Oracle8i interMedia Text Reference Release 8.1.5 A67843-01 |
|
This chapter discusses the executables provided with interMedia Text. The following topics are discussed in this chapter:
You use the ctxsrv server daemon for background DML processing. You can start it from the command line or with the interMedia Text Manager administration tool.
This server synchronizes the index with ALTER INDEX at regular intervals.
ctxsrv [-user ctxsys/passwd[@sqlnet_address]] [-personality M] [-logfile log_name] [-sqltrace]
Specify the username and password for the Oracle user CTXSYS.

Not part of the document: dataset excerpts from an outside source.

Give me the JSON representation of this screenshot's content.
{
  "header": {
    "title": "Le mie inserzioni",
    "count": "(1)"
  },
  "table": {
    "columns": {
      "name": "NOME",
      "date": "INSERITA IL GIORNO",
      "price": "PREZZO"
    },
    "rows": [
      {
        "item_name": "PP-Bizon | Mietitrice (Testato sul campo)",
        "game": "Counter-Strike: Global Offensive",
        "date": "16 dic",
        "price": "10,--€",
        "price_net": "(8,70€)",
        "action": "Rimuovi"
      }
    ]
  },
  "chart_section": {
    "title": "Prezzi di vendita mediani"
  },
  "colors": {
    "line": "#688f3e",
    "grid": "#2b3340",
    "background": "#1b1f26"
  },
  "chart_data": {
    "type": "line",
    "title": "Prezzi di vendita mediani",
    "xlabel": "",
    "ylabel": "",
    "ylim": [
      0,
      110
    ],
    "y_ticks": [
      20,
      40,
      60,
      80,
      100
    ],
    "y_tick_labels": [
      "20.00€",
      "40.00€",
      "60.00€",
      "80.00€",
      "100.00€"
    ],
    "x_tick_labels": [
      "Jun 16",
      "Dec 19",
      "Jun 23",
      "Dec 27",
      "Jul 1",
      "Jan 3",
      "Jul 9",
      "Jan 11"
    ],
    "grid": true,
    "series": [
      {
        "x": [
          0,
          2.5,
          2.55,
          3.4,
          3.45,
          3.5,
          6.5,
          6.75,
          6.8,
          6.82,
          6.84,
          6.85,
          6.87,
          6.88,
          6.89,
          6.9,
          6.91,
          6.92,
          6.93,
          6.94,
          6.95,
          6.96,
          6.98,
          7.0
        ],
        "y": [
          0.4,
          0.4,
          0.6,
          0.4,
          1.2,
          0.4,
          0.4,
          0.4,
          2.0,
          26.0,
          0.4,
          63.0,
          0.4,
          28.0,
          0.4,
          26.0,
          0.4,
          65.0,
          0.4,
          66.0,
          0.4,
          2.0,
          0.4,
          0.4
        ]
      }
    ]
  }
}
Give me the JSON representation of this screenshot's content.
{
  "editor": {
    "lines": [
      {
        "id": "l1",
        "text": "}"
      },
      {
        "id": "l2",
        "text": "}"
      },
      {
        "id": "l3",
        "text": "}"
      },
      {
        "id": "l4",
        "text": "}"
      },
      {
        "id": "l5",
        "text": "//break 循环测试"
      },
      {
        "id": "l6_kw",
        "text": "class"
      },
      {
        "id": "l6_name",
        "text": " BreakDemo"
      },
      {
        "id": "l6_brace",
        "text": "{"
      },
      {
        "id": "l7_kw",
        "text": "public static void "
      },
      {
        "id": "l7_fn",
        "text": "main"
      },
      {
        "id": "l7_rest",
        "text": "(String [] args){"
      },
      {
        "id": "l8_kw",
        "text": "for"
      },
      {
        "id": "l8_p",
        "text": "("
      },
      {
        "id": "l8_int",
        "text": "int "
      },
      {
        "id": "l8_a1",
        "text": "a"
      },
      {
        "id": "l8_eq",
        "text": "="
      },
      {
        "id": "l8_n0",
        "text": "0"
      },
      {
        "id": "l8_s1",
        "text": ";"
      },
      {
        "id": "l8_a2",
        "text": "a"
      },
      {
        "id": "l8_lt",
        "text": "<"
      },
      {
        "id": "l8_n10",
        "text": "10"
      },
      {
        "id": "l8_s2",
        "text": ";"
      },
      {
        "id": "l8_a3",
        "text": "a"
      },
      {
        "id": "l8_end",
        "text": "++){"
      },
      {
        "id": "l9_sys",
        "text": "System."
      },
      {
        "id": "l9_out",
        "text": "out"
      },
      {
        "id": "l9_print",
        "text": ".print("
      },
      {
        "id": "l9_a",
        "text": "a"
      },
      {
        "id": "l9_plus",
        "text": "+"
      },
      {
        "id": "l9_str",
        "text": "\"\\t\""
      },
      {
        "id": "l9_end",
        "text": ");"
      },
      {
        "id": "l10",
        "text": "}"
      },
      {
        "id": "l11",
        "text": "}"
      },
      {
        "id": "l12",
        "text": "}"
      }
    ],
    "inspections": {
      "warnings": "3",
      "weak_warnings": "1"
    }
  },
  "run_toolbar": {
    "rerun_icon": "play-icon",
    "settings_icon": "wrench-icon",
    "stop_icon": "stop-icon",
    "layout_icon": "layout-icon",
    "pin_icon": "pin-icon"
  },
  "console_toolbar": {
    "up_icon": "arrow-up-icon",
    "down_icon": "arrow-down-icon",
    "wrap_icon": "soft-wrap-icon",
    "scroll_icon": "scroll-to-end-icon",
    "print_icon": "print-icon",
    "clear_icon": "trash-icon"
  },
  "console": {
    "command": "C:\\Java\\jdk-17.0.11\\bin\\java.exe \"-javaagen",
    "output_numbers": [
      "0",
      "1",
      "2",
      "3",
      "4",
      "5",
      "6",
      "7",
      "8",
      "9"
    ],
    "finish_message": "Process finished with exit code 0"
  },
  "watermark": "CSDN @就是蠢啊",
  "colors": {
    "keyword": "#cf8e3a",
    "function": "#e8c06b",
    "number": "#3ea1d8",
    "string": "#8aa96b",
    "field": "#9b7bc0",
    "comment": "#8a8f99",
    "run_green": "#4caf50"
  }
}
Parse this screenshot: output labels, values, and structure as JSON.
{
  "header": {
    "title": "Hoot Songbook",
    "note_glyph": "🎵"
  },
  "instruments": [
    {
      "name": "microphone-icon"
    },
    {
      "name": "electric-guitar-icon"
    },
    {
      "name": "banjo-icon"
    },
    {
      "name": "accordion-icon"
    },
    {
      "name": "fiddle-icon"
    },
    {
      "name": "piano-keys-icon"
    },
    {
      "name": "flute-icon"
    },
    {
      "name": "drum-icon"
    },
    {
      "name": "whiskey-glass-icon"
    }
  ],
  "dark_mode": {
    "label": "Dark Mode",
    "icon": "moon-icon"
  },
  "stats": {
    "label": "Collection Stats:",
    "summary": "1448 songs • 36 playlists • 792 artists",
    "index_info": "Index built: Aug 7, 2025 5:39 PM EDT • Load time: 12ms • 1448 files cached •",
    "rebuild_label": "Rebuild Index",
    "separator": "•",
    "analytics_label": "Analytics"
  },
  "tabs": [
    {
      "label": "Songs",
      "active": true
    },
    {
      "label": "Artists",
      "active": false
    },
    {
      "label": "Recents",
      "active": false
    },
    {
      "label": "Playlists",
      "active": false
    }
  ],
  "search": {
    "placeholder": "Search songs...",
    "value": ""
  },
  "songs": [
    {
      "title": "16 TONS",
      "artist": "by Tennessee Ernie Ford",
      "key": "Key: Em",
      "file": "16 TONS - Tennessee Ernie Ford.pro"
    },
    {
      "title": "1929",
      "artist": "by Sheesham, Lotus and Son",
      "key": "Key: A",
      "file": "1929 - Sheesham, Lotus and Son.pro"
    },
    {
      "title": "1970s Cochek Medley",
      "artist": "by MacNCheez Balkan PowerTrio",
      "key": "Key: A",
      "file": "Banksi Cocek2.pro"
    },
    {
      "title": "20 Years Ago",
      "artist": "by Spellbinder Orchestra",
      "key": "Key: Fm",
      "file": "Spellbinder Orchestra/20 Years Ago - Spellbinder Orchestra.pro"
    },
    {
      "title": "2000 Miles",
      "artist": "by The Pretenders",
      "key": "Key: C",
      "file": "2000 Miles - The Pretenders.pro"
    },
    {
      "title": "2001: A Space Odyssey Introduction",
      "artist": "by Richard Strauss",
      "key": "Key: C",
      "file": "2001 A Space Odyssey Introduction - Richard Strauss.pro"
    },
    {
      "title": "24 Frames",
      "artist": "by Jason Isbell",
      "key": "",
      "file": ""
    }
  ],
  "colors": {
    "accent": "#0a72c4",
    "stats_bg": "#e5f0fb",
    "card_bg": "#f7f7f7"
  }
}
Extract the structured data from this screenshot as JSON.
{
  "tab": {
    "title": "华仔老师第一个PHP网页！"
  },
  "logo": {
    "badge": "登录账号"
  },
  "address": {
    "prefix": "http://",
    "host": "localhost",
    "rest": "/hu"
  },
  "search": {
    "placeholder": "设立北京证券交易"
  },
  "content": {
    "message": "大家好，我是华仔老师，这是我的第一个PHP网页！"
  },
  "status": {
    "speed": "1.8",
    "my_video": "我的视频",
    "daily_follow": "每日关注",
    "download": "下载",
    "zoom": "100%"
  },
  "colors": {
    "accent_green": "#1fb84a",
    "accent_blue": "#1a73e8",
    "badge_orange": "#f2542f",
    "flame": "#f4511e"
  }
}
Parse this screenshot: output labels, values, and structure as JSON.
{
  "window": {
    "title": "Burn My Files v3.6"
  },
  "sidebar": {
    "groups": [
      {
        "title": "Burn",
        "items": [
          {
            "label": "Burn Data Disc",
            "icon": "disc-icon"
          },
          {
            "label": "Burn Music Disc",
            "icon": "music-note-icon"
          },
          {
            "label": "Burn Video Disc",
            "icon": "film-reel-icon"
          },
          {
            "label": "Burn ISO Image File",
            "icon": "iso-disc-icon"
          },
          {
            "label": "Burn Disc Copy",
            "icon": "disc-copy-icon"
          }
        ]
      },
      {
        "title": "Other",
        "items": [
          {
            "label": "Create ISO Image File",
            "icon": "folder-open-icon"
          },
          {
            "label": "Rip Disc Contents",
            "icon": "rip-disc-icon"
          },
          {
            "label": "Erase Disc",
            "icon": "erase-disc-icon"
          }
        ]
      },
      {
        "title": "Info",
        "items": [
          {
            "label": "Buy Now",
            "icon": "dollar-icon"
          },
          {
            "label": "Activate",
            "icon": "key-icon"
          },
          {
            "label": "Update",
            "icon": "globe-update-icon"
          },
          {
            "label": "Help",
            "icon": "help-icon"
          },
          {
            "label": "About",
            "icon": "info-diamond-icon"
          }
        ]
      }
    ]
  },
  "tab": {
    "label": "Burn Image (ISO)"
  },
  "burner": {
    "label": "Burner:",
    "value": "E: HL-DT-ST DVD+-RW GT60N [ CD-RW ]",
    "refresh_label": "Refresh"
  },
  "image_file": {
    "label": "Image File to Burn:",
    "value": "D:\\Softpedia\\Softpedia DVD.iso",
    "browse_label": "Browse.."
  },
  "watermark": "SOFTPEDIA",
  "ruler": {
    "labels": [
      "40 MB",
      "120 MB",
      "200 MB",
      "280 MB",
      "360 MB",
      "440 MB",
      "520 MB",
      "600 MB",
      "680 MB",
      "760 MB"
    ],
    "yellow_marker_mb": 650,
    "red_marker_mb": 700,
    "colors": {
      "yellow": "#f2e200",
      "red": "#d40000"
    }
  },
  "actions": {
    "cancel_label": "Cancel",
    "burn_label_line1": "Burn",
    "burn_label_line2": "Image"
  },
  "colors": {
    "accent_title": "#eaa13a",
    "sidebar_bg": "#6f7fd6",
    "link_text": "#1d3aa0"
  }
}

The username and password can be immediately followed by @sqlnet_address to permit logon to remote databases. The value for sqlnet_address is a database connect string. If the TWO_TASK environment variable is set to a remote database, you need not specify a value for sqlnet_address to connect to the database.
Specify the personality mask for the server started by ctxsrv. The only possible value is M and M is the default.
Specify the name of a log file to which the server writes all session information and errors.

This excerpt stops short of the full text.